Uit de bodemkwaliteitskaart van Den Helder uit 2012 blijkt dat zowel de boven- als ondergrond in het plangebied zijn ingedeeld in de bodemkwaliteit landbouw/ natuur. Er zijn geen verdachte deellocaties bekend.
 
Het bodemonderzoek is weliswaar 10 jaar oud, maar er zijn geen activiteiten bekend in de tussentijd die hebben gezorgd voor verontreiniging. Het plangebied is al die tijd voor (zorg)wonen in gebruik geweest conform de geldende woonbestemming en er is geen sprake van een strenger vorm van bodemgebruik. Een nieuw bodemonderzoek om de bodemkwaliteit aan te tonen is daarom niet noodzakelijk. De Regionale Uitvoeringsdienst Noord-Holland Noord onderschrijft dit in hun beoordeling (d.d. 3 augustus 2016).
4.3 Geluid
De mate waarin het geluid, het woonmilieu mag belasten, is geregeld in de Wet geluidhinder (Wgh). De kern van de wet is dat geluidsgevoelige objecten worden beschermd tegen geluidhinder uit de omgeving. In de Wgh worden de volgende objecten beschermd (artikel 1 Wgh):
  • woningen;
  • geluidsgevoelige terreinen (bij algemene maatregel van bestuur als zodanig aangewezen terrein dat vanwege de bestemming of het gebruik daarvan bijzondere bescherming tegen geluid behoeft);
  • andere geluidsgevoelige gebouwen (bij algemene maatregel van bestuur als zodanig aangewezen gebouw dat vanwege de bestemming of het gebruik daarvan bijzondere bescherming tegen geluid behoeft, niet zijnde een woning).

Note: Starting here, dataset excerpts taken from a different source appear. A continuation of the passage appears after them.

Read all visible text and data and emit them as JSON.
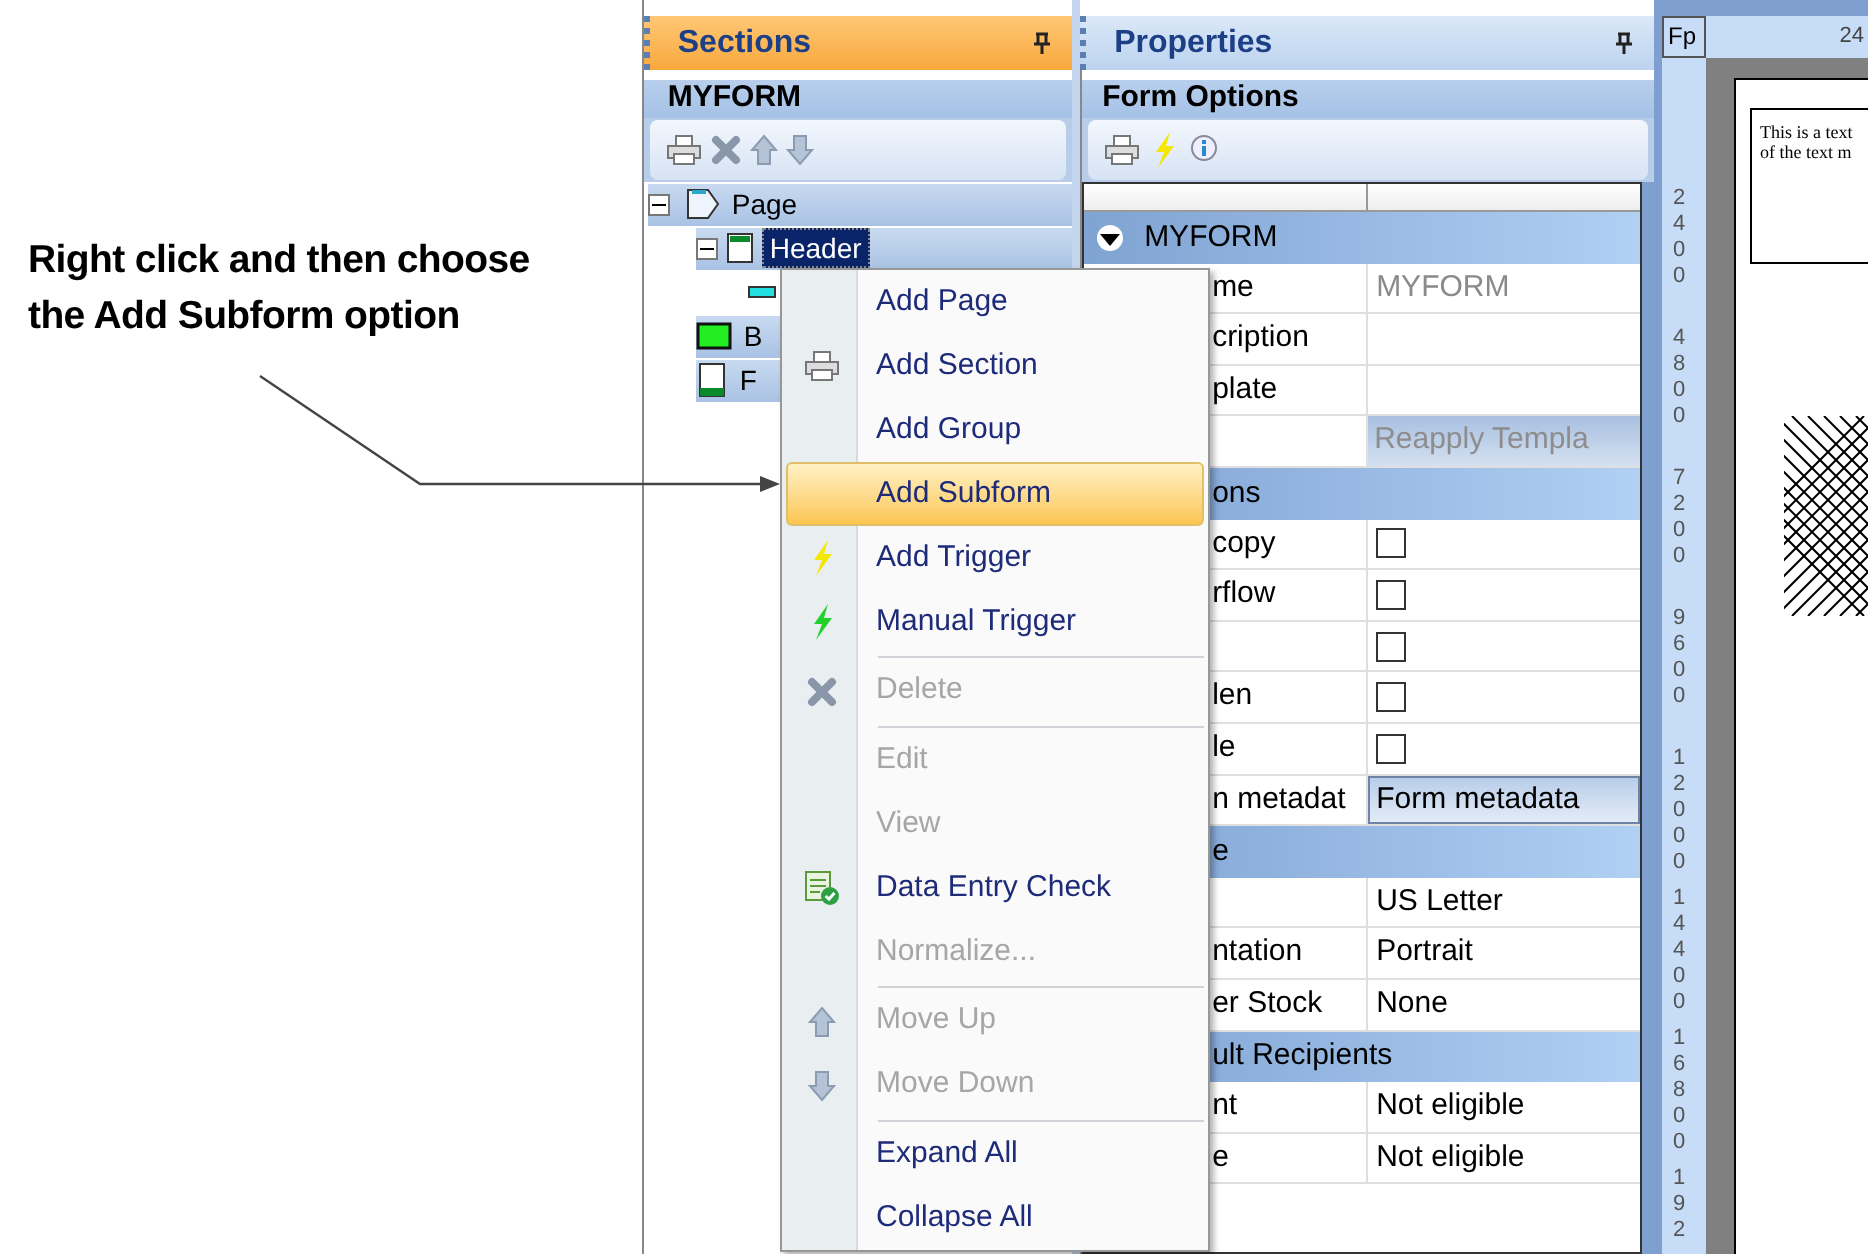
{
  "annotation": {
    "text": "Right click and then choose the Add Subform option"
  },
  "sections_panel": {
    "title": "Sections",
    "form_name": "MYFORM",
    "tree": [
      {
        "label": "Page",
        "kind": "page",
        "expanded": true,
        "selected": false,
        "children": [
          {
            "label": "Header",
            "kind": "header",
            "expanded": true,
            "selected": true,
            "children": [
              {
                "kind": "field"
              }
            ]
          },
          {
            "label": "B",
            "kind": "body",
            "selected": false
          },
          {
            "label": "F",
            "kind": "footer",
            "selected": false
          }
        ]
      }
    ]
  },
  "properties_panel": {
    "title": "Properties",
    "subtitle": "Form Options",
    "rows": [
      {
        "kind": "category",
        "label": "MYFORM",
        "expanded": true
      },
      {
        "kind": "readonly",
        "label": "me",
        "value": "MYFORM"
      },
      {
        "kind": "text",
        "label": "cription"
      },
      {
        "kind": "text",
        "label": "plate"
      },
      {
        "kind": "button",
        "value": "Reapply Templa"
      },
      {
        "kind": "category",
        "label": "ons"
      },
      {
        "kind": "checkbox",
        "label": "copy",
        "checked": false
      },
      {
        "kind": "checkbox",
        "label": "rflow",
        "checked": false
      },
      {
        "kind": "checkbox",
        "checked": false
      },
      {
        "kind": "checkbox",
        "label": "len",
        "checked": false
      },
      {
        "kind": "checkbox",
        "label": "le",
        "checked": false
      },
      {
        "kind": "dropdown",
        "label": "n metadat",
        "value": "Form metadata"
      },
      {
        "kind": "category",
        "label": "e"
      },
      {
        "kind": "text",
        "value": "US Letter"
      },
      {
        "kind": "text",
        "label": "ntation",
        "value": "Portrait"
      },
      {
        "kind": "text",
        "label": "er Stock",
        "value": "None"
      },
      {
        "kind": "category",
        "label": "ult Recipients"
      },
      {
        "kind": "text",
        "label": "nt",
        "value": "Not eligible"
      },
      {
        "kind": "text",
        "label": "e",
        "value": "Not eligible"
      }
    ]
  },
  "context_menu": {
    "items": [
      {
        "kind": "item",
        "label": "Add Page",
        "disabled": false,
        "selected": false
      },
      {
        "kind": "item",
        "label": "Add Section",
        "disabled": false,
        "selected": false
      },
      {
        "kind": "item",
        "label": "Add Group",
        "disabled": false,
        "selected": false
      },
      {
        "kind": "item",
        "label": "Add Subform",
        "disabled": false,
        "selected": true
      },
      {
        "kind": "item",
        "label": "Add Trigger",
        "disabled": false,
        "selected": false
      },
      {
        "kind": "item",
        "label": "Manual Trigger",
        "disabled": false,
        "selected": false
      },
      {
        "kind": "separator"
      },
      {
        "kind": "item",
        "label": "Delete",
        "disabled": true,
        "selected": false
      },
      {
        "kind": "separator"
      },
      {
        "kind": "item",
        "label": "Edit",
        "disabled": true,
        "selected": false
      },
      {
        "kind": "item",
        "label": "View",
        "disabled": true,
        "selected": false
      },
      {
        "kind": "item",
        "label": "Data Entry Check",
        "disabled": false,
        "selected": false
      },
      {
        "kind": "item",
        "label": "Normalize...",
        "disabled": true,
        "selected": false
      },
      {
        "kind": "separator"
      },
      {
        "kind": "item",
        "label": "Move Up",
        "disabled": true,
        "selected": false
      },
      {
        "kind": "item",
        "label": "Move Down",
        "disabled": true,
        "selected": false
      },
      {
        "kind": "separator"
      },
      {
        "kind": "item",
        "label": "Expand All",
        "disabled": false,
        "selected": false
      },
      {
        "kind": "item",
        "label": "Collapse All",
        "disabled": false,
        "selected": false
      }
    ]
  },
  "ruler": {
    "corner": "Fp",
    "top_label": "24",
    "vertical_labels": [
      "2400",
      "4800",
      "7200",
      "9600",
      "12000",
      "14400",
      "16800",
      "192"
    ]
  },
  "canvas": {
    "text_lines": [
      "This is a text",
      "of the text m"
    ]
  }
}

Het beschermen van deze geluidsgevoelige objecten gebeurt aan de hand van vastgestelde zoneringen. De belangrijkste geluidsbronnen die in de Wet geluidhinder worden geregeld zijn: industrielawaai, wegverkeerslawaai en spoorweglawaai. Verder gaat deze wet onder meer ook in op geluidwerende voorzieningen en geluidbelastingkaarten en actieplannen.
 
De meest voorkomende vorm van geluidhinder is degene die wordt veroorzaakt door het wegverkeer. Zo stelt de wet dat in principe de geluidsbelasting op woningen de voorkeursgrenswaarde van 48 dB niet mag overschrijden. De voorkeursgrenswaarden is de waarde die zonder meer kan worden toegestaan. Indien nieuwe geluidsgevoelige functies worden toegestaan, stelt de Wet geluidhinder de verplichting akoestisch onderzoek te verrichten naar de geluidsbelasting ten gevolge van alle wegen, met uitzondering van 30 km/u wegen, op een bepaalde afstand van de geluidsgevoelige functie(s). Indien na akoestisch onderzoek blijkt dat de grenswaarden van de gevelbelasting worden overschreden dient er een ontheffing te worden verkregen via een hogere voorkeursgrenswaarde procedure. De maximale ontheffingswaarde voor nieuw te bouwen woningen in stedelijk gebied is 63 dB.
 
Planspecifiek
Er is in juni 2008 een akoestisch onderzoek (Arcadis, nr. 110402/CE8/002/0001364, d.d. 27 juni 2008) uitgevoerd in het kader van het opstellen van het geldende bestemmingsplan. Het doel van het akoestisch onderzoek wegverkeerslawaai is het berekenen van de geluidsbelasting op de gevels van de nieuw te bouwen geluidsgevoelige bestemmingen. De berekeningen zijn uitgevoerd voor de toekomstige situatie 2020. De geluidsbelasting is getoetst aan de waarden van de Wet geluidhinder.
 
De nieuw te bouwen woningen in het plangebied liggen in de geluidszone van de Callantsogervaart. Uit het onderzoek kan geconcludeerd worden dat de geluidsbelasting afkomstig van de centrale weg door 't Laar de voorkeursgrenswaarde van 48 dB niet overschrijdt. De geluidsbelasting bedraagt maximaal 47 dB ten gevolge van de Callantsogervaart ter plaatse van de nieuwe geluidsgevoelige bestemmingen in het plangebied.
 
Ondanks de leeftijd van het onderzoek, en het feit dat nog gebruik gemaakt is van het 'reken- en meetvoorschrift geluidhinder 2006', is wel de verwachting dat de voorkeursgrenswaarde van 48 dB niet wordt overschreden. De Regionale Uitvoeringsdienst Noord-Holland Noord onderschrijft dit in hun beoordeling (d.d. 3 augustus 2016).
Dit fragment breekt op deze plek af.